Autonomous vehicles (AVs) have already driven millions of miles on public roads, but even the simplest maneuvers such as a lane change or vehicle overtake have not been certified for safety. Current methodologies for testing and verification of Advanced Driver Assistance Systems (ADAS) such as Adaptive Cruise Control cannot be directly applied to determine AV safety as the AV actively makes decisions using its perception, planning and control systems for both longitudinal and lateral motion. These systems increasingly use machine learning for which it is fundamentally hard to derive safety guarantees across a range of driving scenarios and environmental conditions.
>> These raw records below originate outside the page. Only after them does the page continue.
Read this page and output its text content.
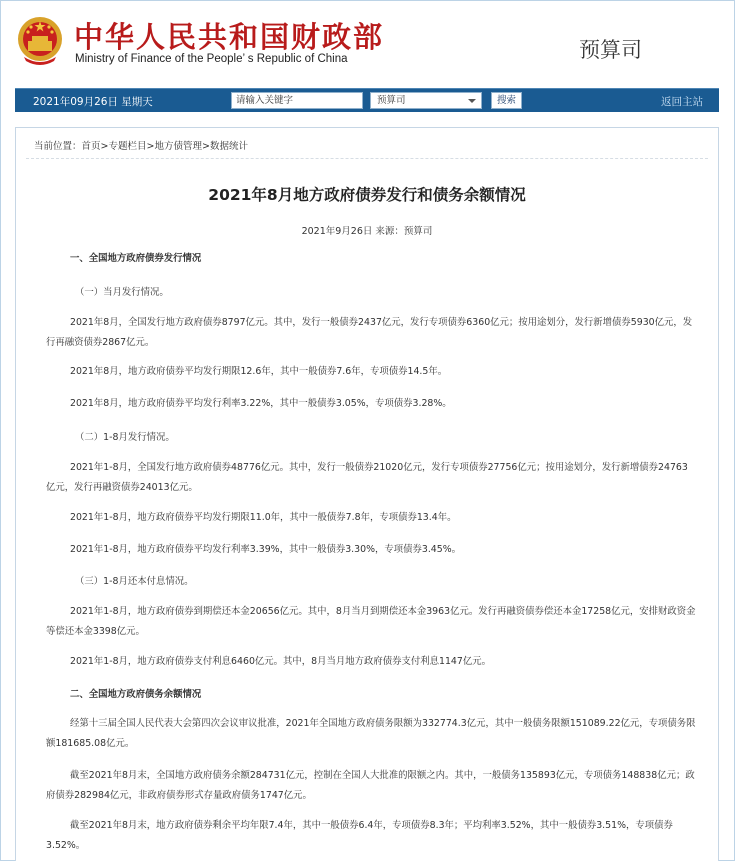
中华人民共和国财政部
Ministry of Finance of the People’ s Republic of China	预算司
2021年09月26日 星期天	请输入关键字	预算司	搜索	返回主站
当前位置：首页>专题栏目>地方债管理>数据统计
2021年8月地方政府债券发行和债务余额情况
2021年9月26日 来源：预算司
一、全国地方政府债券发行情况
（一）当月发行情况。
2021年8月，全国发行地方政府债券8797亿元。其中，发行一般债券2437亿元，发行专项债券6360亿元；按用途划分，发行新增债券5930亿元，发行再融资债券2867亿元。
2021年8月，地方政府债券平均发行期限12.6年，其中一般债券7.6年，专项债券14.5年。
2021年8月，地方政府债券平均发行利率3.22%，其中一般债券3.05%，专项债券3.28%。
（二）1-8月发行情况。
2021年1-8月，全国发行地方政府债券48776亿元。其中，发行一般债券21020亿元，发行专项债券27756亿元；按用途划分，发行新增债券24763亿元，发行再融资债券24013亿元。
2021年1-8月，地方政府债券平均发行期限11.0年，其中一般债券7.8年，专项债券13.4年。
2021年1-8月，地方政府债券平均发行利率3.39%，其中一般债券3.30%，专项债券3.45%。
（三）1-8月还本付息情况。
2021年1-8月，地方政府债券到期偿还本金20656亿元。其中，8月当月到期偿还本金3963亿元。发行再融资债券偿还本金17258亿元，安排财政资金等偿还本金3398亿元。
2021年1-8月，地方政府债券支付利息6460亿元。其中，8月当月地方政府债券支付利息1147亿元。
二、全国地方政府债务余额情况
经第十三届全国人民代表大会第四次会议审议批准，2021年全国地方政府债务限额为332774.3亿元，其中一般债务限额151089.22亿元，专项债务限额181685.08亿元。
截至2021年8月末，全国地方政府债务余额284731亿元，控制在全国人大批准的限额之内。其中，一般债务135893亿元，专项债务148838亿元；政府债券282984亿元，非政府债券形式存量政府债务1747亿元。
截至2021年8月末，地方政府债券剩余平均年限7.4年，其中一般债券6.4年，专项债券8.3年；平均利率3.52%，其中一般债券3.51%，专项债券3.52%。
New approaches are needed to bound and minimize the risk of AVs to assure the public, determine liability and insurance pricing and ensure the long term growth of the domain.

So what type of evidence should we require before giving a driver's license to an autonomous vehicle? I will describe our research in the design of an autonomous vehicle computer-aided design toolchain, which captures formal descriptions of driving scenarios in order to develop an AV safety case. Rather than focus on a particular component of the AV, like adaptive cruise control, the toolchain models the end-to-end dynamics of the AV in a formal way suitable for testing and verification.


Rahul is an Associate Professor in the Dept. of Electrical & Systems Engineering and Dept. of Computer & Information Science at the University of Pennsylvania. His interests are in cyber-physical systems at the intersection of formal methods, machine learning and controls. He is the Penn Director for the Department of Transportation's $14MM Mobility21 University Transportation Center. He also directs Penn's Embedded Systems Masters Program.

Rahul received the 2016 US Presidential Early Career Award (PECASE) from President Obama for his work on Medical Cyber-Physical Systems. He also received the 2016 Department of Energy's CLEANTECH Prize (Regional), the 2014 IEEE Benjamin Franklin Key Award, 2013 NSF CAREER Award, 2012 Intel Early Faculty Career Award and was selected by the National Academy of Engineering for the 2012 US Frontiers of Engineering. He was the Stephen J. Angelo Assistant Professor from 2008-2013. He received his Ph.D. in Electrical & Computer Engineering from Carnegie Mellon University where he also received his MS and BS in 2007, 2002 and 2000 respectively.